Stage 5: The closed loop medication administration environment is fully implemented. The eMAR and bar coding or other auto identification technology, such as radio frequency identification (RFID), are implemented and integrated with CPOE and pharmacy to maximize point of care patient safety processes for medication administration.
Stage 6: Full physician documentation/charting (structured templates) is implemented for at least one patient care service area. Level three of clinical decision support provides guidance for all clinician activities related to protocols and outcomes in the form of variance and compliance alerts. A full complement of PACS systems provides medical images to physicians via an intranet and displaces all film-based images.

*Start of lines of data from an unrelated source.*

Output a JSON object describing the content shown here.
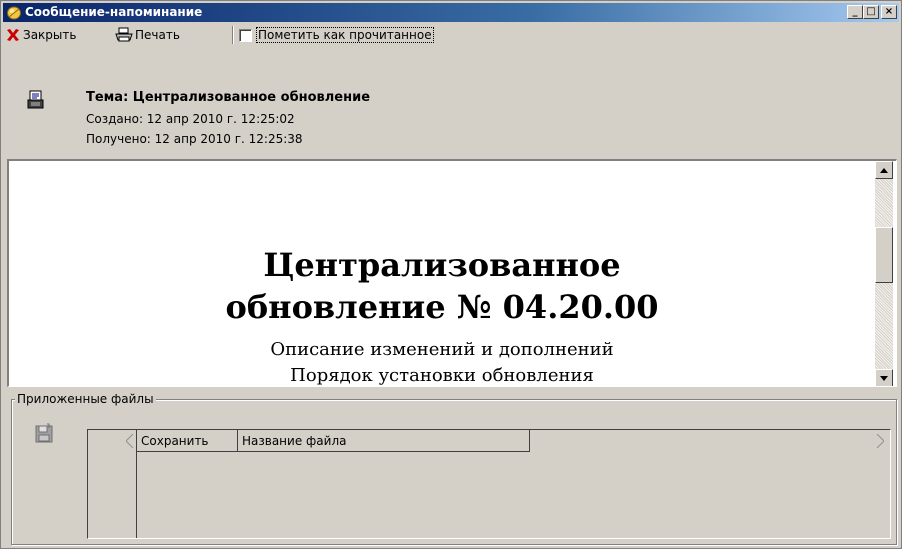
{
  "window": {
    "title": "Сообщение-напоминание",
    "controls": {
      "minimize": "_",
      "maximize": "□",
      "close": "×"
    }
  },
  "toolbar": {
    "close_label": "Закрыть",
    "print_label": "Печать",
    "mark_read_label": "Пометить как прочитанное",
    "mark_read_checked": false
  },
  "message": {
    "subject": "Тема: Централизованное обновление",
    "created": "Создано: 12 апр 2010 г. 12:25:02",
    "received": "Получено: 12 апр 2010 г. 12:25:38"
  },
  "document": {
    "heading_line1": "Централизованное",
    "heading_line2": "обновление № 04.20.00",
    "line1": "Описание изменений и дополнений",
    "line2": "Порядок установки обновления"
  },
  "attachments": {
    "group_label": "Приложенные файлы",
    "columns": [
      "Сохранить",
      "Название файла"
    ],
    "rows": []
  },
  "colors": {
    "titlebar_start": "#0a246a",
    "titlebar_end": "#a6caf0",
    "face": "#d4d0c8",
    "close_icon": "#cc0000"
  }
}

Stage 7: The hospital no longer uses paper charts to deliver and manage patient care and has a mixture of discrete data, document images, and medical images within its EMR environment. Clinical data warehouses are being used to analyze patterns of clinical data to improve quality of care and patient safety. Clinical information can be readily shared via standardized electronic transactions (i.e., CCD) with all entities who are authorized to treat the patient, or a health information exchange (i.e., other nonassociated hospitals, ambulatory clinics, sub-acute environments, employers, payers and patients in a data sharing environment). The hospital demonstrates summary data continuity for all hospital services (e.g., inpatient, outpatient, ED, and with any owned or managed ambulatory clinics).